Арабская цивилизация по своему характеру была скорее абстрактной, нравственной и интеллектуальной, нежели прагматичной, но отсутствие общественного сознания делало эти превосходные личные качества арабов бесполезными. Они чувствовали себя счастливыми на том историческом этапе: Европа стала варварской, в умах людей стиралась память о греческой и римской цивилизациях. Напротив, свойственная арабам тенденция подражания свидетельствовала о стремлении к культуре и образованию, их умственная деятельность прогрессировала, а государства процветали. Их реальной заслугой было сохранение некоторых достижений античного прошлого для средневекового будущего.
С приходом турок это счастье превратилось в несбыточную мечту. Азиатские семиты постепенно подпали под турецкое ярмо и оказались в состоянии медленного умирания. У них отняли все их достояние. Их умы увядали под леденящим дыханием военного режима. Турецкое правление было полицейским, а турецкая политическая теория – такой же жестокой, как и практика. Турки прививали арабам мысль, что интересы любой секты выше патриотизма, что даже самые мелкие заботы провинции превыше нации. Искусно разжигая разногласия между арабами, они сеяли среди них недоверие друг к другу. Арабский язык был изгнан из судов и учреждений, в том числе правительственных, и из высшей школы. Арабы могли служить только государству, жертвуя своими национальными особенностями. Эти меры подспудно отвергались. Семитский протест заявлял о себе многочисленными восстаниями в Сирии, Месопотамии и Аравии против самых грубых форм турецкого внедрения, проявлялось также и сопротивление наиболее коварным попыткам абсорбции. Арабы не желали поступаться своим богатым, гибким языком в пользу грубого турецкого; наоборот, они привносили в турецкий язык множество арабских слов и хранили сокровища своей литературы.
Они утратили свою географическую принадлежность, национальную, политическую и историческую память, но тем сильнее держались своего языка, утвердив его почти на всей территории отечества. Первейшей обязанностью каждого мусульманина было изучение Корана, священной книги ислама и одновременно крупнейшего памятника арабской литературы. Сознание того, что эта религия принадлежит ему и только ему дано понять и применять ее на практике, определяло для каждого араба оценку деятельности турок.

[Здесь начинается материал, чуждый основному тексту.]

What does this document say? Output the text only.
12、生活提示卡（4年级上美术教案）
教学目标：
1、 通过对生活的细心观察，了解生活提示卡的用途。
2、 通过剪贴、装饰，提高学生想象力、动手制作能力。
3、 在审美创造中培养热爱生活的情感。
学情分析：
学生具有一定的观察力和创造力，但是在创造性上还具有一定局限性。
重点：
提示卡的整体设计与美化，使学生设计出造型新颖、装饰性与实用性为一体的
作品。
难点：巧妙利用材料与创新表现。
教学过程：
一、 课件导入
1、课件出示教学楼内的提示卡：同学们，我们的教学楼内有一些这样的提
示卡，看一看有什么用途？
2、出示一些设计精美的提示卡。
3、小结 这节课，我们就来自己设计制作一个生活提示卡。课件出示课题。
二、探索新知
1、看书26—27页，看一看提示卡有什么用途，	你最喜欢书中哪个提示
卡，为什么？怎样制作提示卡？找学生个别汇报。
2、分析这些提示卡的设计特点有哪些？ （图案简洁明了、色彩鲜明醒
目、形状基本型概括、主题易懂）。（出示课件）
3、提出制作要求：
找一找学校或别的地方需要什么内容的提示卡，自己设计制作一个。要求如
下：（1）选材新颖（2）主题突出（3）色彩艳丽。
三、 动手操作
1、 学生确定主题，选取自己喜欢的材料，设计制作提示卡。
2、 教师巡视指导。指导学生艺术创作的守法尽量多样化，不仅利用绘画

Потом произошла турецкая революция, падение Абделя Хамида и утвердилось верховенство младотурок. Для арабов горизонт на короткое время расширился. Движение младотурок было мятежом против иерархической концепции ислама и панисламистских теорий старого султана, который, добиваясь положения духовного вождя всего мусульманского мира, надеялся стать и его светским правителем. Молодые политики восстали и бросили его в тюрьму, побуждаемые всплеском конституционалистских теорий суверенного государства. Таким образом, в то время как Западная Европа только начинала подниматься от национализма к интернациональной идее и ввязываться в войны, далекие от расовых проблем, в Западной Азии начинался переход от религиозной соборности к националистической политике и к мечте о войнах уже не за веру или догмат, но за самоуправление и независимость. Эта тенденция проявилась раньше всего и сильнее всего на периферии Ближнего Востока, в небольших Балканских государствах, и поддерживала беспримерную жертвенность в борьбе, целью которой было отделение от Турции. Позднее националистические движения прокатились по Египту, Индии, Персии и, наконец, охватили Константинополь, где эта тенденция оказалась подкрепленной и конкретизированной американскими идеями в области образования. Эти идеи, вброшенные в исконную духовную атмосферу Востока, образовали взрывчатую смесь. Американские школы с их исследовательской методикой обучения способствовали развитию независимости суждений и свободному обмену взглядами. Без всякой специальной заданности они обучали революции, поскольку в Турции ни один человек не мог стать современным, оставаясь при этом лояльным к режиму, если он по рождению относился к покоренным народам – грекам, арабам, курдам, армянам или албанцам, которых туркам удавалось так долго держать под своим гнетом.
Младотурки, ободренные первыми успехами, увлеклись логикой своих принципов и в знак протеста против панисламистской идеи проповедовали османское братство. Легковерные из числа подвластных им народов – гораздо более многочисленных, чем сами турки, – поверили, что их призывают к сотрудничеству во имя строительства нового Востока. Устремившись к этой цели (и начитавшись Герберта Спенсера и Александра Гамильтона), они выдвинули идейные платформы радикальных перемен и провозгласили турок своими партнерами. Турки, напуганные силами, которым невольно позволили заявить о себе, задавили эти очаги так же внезапно, как дали им разгореться. Они провозгласили лозунг Yeni Turan – «Турция для турок»[4]4
Буквально: «Новый Туран»; более точным переводом было бы «Туркестан для тюрков».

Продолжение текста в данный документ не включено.